465mm2 for 40 broadwell cores with 100MB L3 cache (see post
#22) + 107 mm2 for the rest of the processor including 40 PCIe lanes, quad channel memory controller (see post
#28 for the 238 mm2 die estimate for "parts of 18C Haswell beyond cores and L3 cache" which would be ~2.23 times greater in size than if were shrunk to 14nm (see post #23), so 238 mm2 * 1/2.23= 107 mm2).
You
can't assume that. Uncores, Cores, Caches all have different scaling factors.
Also, I just found out the core sizes on the Core M chip and the Core i3/i5/i7 15/28W chips are different. The Core M cores are ~7mm2 and the latter turns out to be 8.2mm2. The reason is likely because Core M is using 14nm SoC process and 15W/28W ones use regular process. Xeon D is likely using the SoC process.
The shared L3 cache blocks on Core M are 6.6mm2 and Core ix are 7.2mm2. The System Agent section is 11.82mm2 on the former and 12.41mm2 on the latter.
That means while there is a density advantage, there is a significant clock speed sacrifice. Because Xeon EP and EX chips have high-frequency counterparts and they are all derivatives from the same die, it means they need to all use the regular process, not the slower and denser SoC one.
New math: 328mm2 for 40 cores, 180mm2 for 100MB L3 = 508mm2, or ~510mm2.
And you need to add the Uncore. And its the
least scalable part of the chip. Haswell's 2 channel memory controller is 10.7mm2. Broadwell is nearly 8mm2. I highly doubt the Uncores would scale better than to be 60% of the size. And the Uncores have to be further larger because it has to support more cores. 60% scaling with Uncore means 143mm2 or total of 653mm2.

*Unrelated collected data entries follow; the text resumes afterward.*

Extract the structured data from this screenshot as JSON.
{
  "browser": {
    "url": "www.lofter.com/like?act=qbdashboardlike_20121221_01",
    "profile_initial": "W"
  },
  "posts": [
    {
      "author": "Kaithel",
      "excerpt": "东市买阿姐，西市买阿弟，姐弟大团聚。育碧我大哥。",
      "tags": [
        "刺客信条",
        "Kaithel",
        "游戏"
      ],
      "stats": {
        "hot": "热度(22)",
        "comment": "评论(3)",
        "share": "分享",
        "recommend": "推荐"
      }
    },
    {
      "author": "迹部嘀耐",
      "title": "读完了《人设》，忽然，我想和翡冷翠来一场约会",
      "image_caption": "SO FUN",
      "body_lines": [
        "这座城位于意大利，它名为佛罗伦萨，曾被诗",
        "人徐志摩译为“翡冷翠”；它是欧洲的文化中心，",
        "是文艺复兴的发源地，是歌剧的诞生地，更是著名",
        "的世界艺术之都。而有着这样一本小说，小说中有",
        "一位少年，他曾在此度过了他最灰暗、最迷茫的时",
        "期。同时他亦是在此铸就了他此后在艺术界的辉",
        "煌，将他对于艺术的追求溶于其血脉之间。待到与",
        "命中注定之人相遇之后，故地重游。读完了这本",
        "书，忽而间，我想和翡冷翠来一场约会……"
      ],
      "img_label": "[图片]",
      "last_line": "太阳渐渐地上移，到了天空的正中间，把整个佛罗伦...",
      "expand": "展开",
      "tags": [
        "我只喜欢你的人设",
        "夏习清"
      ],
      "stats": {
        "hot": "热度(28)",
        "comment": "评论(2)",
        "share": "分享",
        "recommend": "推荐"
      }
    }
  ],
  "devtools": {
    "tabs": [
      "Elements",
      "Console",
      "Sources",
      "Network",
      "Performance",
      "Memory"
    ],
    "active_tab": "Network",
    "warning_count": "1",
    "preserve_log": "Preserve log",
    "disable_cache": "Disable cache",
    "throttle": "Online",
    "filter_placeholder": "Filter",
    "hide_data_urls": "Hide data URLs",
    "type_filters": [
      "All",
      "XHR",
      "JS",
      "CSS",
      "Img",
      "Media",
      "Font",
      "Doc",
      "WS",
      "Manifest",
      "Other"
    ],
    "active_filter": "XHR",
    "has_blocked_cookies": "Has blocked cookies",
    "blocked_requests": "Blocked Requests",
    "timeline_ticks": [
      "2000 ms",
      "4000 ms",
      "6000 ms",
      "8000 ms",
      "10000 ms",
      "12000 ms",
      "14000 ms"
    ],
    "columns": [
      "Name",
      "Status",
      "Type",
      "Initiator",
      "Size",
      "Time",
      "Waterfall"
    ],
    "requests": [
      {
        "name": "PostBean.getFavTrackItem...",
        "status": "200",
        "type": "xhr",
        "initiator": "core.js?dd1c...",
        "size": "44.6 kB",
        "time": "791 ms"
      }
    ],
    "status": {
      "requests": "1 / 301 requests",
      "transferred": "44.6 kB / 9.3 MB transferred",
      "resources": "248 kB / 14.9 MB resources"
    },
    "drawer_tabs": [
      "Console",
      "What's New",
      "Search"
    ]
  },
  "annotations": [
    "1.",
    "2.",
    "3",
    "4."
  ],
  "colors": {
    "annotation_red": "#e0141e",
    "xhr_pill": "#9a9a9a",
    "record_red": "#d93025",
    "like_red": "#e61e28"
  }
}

I also doubt they would make something much larger than 700mm2 anyway. The much lower volume Knights Landing is supposedly 720mm2.
If the size is ok, power won't be. So there is no reason for them to put in 40 cores either way.
Couple of reasons why what you are proposing won't happen:
1. Power, power power. Too much power for 40 cores
2. Die sizes are way too large for a "Tick".
Nehalem EX - 45nm 8 cores. 684mm2
Westmere EX - 32nm 10 cores. 513mm2
Ivy Bridge EX - 22nm 15 cores, 541mm2
Haswell EX - 22nm 18 cores. 664mm2
Tick = Smaller Die, Tock = Bigger die
What happens to Skylake EX if Broadwell EX already turns out to be 700mm2? Are they going to put 54 cores on the same 14nm process? Simply put Broadwell EX has to be in the ~500mm2 range.